While Maquia: When the Promised Flower Blooms, also known as Sayonara no Asa ni Yakusoku no Hana o Kazarō, literally “Let’s Decorate the Promised Flowers in the Morning of Farewells”, has a mouthful of a title, just about everything else in acclaimed screenwriter Mari Okada‘s feature directorial debut is perfect. Its story is one that’s perfectly suited for the medium of anime, and its beautiful settings, charismatic characters, and perilous action sequences are brought to life exceptionally well by animation studio P.A. Works. And because Maquia‘s gorgeous animation and sweeping musical score are inseparable from the powerful story itself, it’s one of the most rewarding theatrical experiences you’re likely to have this year.
Maquia has a lot going for it. It’s a tale of a world in which legends still exist but are fading, a world that’s based on a feudal system that is moving into medieval industry and weapons of war, a world that, much like our own, exists in a tenuous state of peace that threatens to break out into all-out conflict. All of that plot provides the action of Maquia, but the unique narrative power of the piece lies within the title character herself, a legendary being known as an Iorph. These long-lived, childlike people live far from the lands of mortal men and are tasked with weaving tapestries chronicling the day’s events, known as Hibiol. The Iorph live a long and peaceful life until the ambitious military forces of the nation of Mezarte invade in a plot to secure the Iorph’s near immortality for themselves. In the conflict, Maquia is flung into the mortal world where a chance encounter will change her life forever. Her immortality complicates her existence alongside mortals, and it’s this contrast that drives the drama, emotion, and unique storytelling power of Maquia, making it a must-watch experience.

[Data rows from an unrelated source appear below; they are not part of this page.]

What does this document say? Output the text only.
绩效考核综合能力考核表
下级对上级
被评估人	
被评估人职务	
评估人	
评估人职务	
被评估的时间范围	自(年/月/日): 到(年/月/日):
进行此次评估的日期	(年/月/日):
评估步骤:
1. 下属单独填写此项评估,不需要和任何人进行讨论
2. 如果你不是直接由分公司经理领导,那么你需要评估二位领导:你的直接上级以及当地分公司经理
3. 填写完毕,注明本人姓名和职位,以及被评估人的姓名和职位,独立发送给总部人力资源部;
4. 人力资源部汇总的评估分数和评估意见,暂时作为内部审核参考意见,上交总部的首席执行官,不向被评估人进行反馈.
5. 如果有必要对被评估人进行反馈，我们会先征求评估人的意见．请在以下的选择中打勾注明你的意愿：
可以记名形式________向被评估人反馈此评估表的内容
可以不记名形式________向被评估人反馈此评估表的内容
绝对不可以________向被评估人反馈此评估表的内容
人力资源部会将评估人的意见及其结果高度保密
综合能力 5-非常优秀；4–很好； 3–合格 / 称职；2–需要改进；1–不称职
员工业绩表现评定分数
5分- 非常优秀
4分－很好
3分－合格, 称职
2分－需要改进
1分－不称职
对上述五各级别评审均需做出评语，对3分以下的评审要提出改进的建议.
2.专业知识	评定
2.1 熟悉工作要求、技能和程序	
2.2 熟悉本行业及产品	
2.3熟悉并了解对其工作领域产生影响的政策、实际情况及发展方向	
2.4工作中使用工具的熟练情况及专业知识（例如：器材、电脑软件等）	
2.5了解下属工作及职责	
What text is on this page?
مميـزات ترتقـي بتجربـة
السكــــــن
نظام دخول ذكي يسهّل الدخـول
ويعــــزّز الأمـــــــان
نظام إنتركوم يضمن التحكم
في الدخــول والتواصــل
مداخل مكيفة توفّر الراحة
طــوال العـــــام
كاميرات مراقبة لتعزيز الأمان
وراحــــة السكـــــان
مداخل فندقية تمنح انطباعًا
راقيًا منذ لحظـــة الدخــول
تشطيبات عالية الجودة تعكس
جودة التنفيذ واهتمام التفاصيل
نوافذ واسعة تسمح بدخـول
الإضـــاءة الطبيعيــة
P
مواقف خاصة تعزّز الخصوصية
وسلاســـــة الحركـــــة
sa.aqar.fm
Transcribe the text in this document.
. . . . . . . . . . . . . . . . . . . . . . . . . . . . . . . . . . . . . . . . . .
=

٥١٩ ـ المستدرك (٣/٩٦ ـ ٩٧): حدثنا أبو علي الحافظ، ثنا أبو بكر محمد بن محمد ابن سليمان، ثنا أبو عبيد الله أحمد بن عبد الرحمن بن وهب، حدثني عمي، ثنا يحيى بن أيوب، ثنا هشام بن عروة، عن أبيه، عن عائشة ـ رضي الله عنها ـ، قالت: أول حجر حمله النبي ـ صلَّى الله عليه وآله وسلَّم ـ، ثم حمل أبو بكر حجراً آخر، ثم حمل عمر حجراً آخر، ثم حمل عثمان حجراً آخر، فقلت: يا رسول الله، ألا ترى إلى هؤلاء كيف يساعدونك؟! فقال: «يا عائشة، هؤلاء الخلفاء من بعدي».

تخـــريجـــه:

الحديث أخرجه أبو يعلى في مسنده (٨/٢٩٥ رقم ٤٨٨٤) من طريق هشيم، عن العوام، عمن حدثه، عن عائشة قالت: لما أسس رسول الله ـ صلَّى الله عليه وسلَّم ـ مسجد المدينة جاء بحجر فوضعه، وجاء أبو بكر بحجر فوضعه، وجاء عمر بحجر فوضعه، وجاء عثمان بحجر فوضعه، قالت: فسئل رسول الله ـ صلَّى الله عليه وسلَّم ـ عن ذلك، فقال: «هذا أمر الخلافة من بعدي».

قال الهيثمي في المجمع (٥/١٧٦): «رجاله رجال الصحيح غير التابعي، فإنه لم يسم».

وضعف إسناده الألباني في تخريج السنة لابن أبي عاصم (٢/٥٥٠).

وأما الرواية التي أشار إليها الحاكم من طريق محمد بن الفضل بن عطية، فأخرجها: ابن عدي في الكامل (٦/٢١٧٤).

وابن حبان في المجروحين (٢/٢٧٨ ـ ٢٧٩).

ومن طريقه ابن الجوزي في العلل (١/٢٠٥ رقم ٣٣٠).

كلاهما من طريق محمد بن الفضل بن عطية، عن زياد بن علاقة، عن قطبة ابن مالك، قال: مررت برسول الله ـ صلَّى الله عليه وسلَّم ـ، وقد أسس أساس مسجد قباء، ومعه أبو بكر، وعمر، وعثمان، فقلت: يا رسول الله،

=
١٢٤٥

If you’re already interested in seeing Maquia in the theater, head to Eleven Arts’ page for ticketing information. But if you need a little more encouragement, check out the film’s trailer and read on for my review:
The story of Maquia comes from Mari Okada’s own memoir and is inspired by her relationship with her mother. This is the core of Maquia; the rest is but a frame story, some well-told window dressing in which to set the rich, complicated relationships between the nearly immortal Iorph and the humans she encounters. Outside of vampire mythology, which comes with its own sexualized and supernatural baggage, I’ve never seen anything like Maquia. It explores the mother-child relationship in unique angles, from all directions, and across vast swaths of time. And it does so in both heart-breaking and emotionally restorative fashion. You’ll want to give your mom a call after watching this, or better yet, go see it together in the theaters this weekend.
Maquia begins with an introduction to the title character herself, an orphaned Iorph who feels the cold isolation of loneliness despite being surrounded by friends and mentors. Young even by human standards, Maquia learns about relationships–friendships, familial bonds, romance–from a distance, watching as others experience things she knows nothing about. That changes when she’s thrust out of her idyllic home by the invading Mezarte forces. She becomes truly alone and abandoned when she crash-lands on the back of a rogue, legendary dragon in a forest. It’s there she happens upon an orphaned infant, his dead mother still clutching him to her breast with stiff fingers, which Maquia has to break one by one in order to free the baby and care for it.
Maquia‘s storytelling may be tender, innocent, and whimsical at times, but it balances that out with realistic violence, trauma, and moments like this that make you feel the mortality that’s woven throughout the film. The themes of weaving and tapestries is strong throughout, not only because everyone’s story is connected to others’ in some way, but because Maquia’s own presence is a constant thread in the lives of others over the years. Though she does not age, she raises the baby, whom she names Arial, from infancy, to boyhood, to manhood, and Maquia honestly deals with all the complications that arise from this otherworldly relationship. Every possible beautiful moment, frustration, and conflict inherent in the spectrum of parent-child relationships is earnestly explored here.
While the Mauquia/Arial relationship is the core of Maquia, other pairings are also explored. There’s the tragic arc of Leilia, a fellow Iorph who’s kidnapped by the Mezarte soldiers and imprisoned in their castle as a means to their end to extend the royal bloodline’s longevity. Separated from her Iorph love Krim/Clear, this sub-plot has a strong flavor of the tragic consequences of Helen of Troy, or Tristan and Isolde. It’s not the main focus of Maquia, but the ultimate resolution nicely ties together the idea that legends are passing from this increasingly mortal and mundane world, whether they be the Iorph, or the rare dragons known as the Renato.
The pacing of Maquia never drags, though it requires the viewer to pay close attention thanks to jumps through time. Maquia never ages, but those around her do, and it’s to them you’ll have to look for clues as to just how far ahead the narrative has shifted. The world changes around the Iorph even if they do not, and this provides a clever technique for commenting on how humans have a tendency to move onto the next great thing without consideration of the natural world or nature itself.
Maquia has a lot to say, from the broad strokes ideas about warfare and how it sows needless conflict, to more personal relationships between people, and it’s best experienced rather than read about. Do yourself a favor and book a ticket for you, your mom, and maybe even the kiddos this weekend.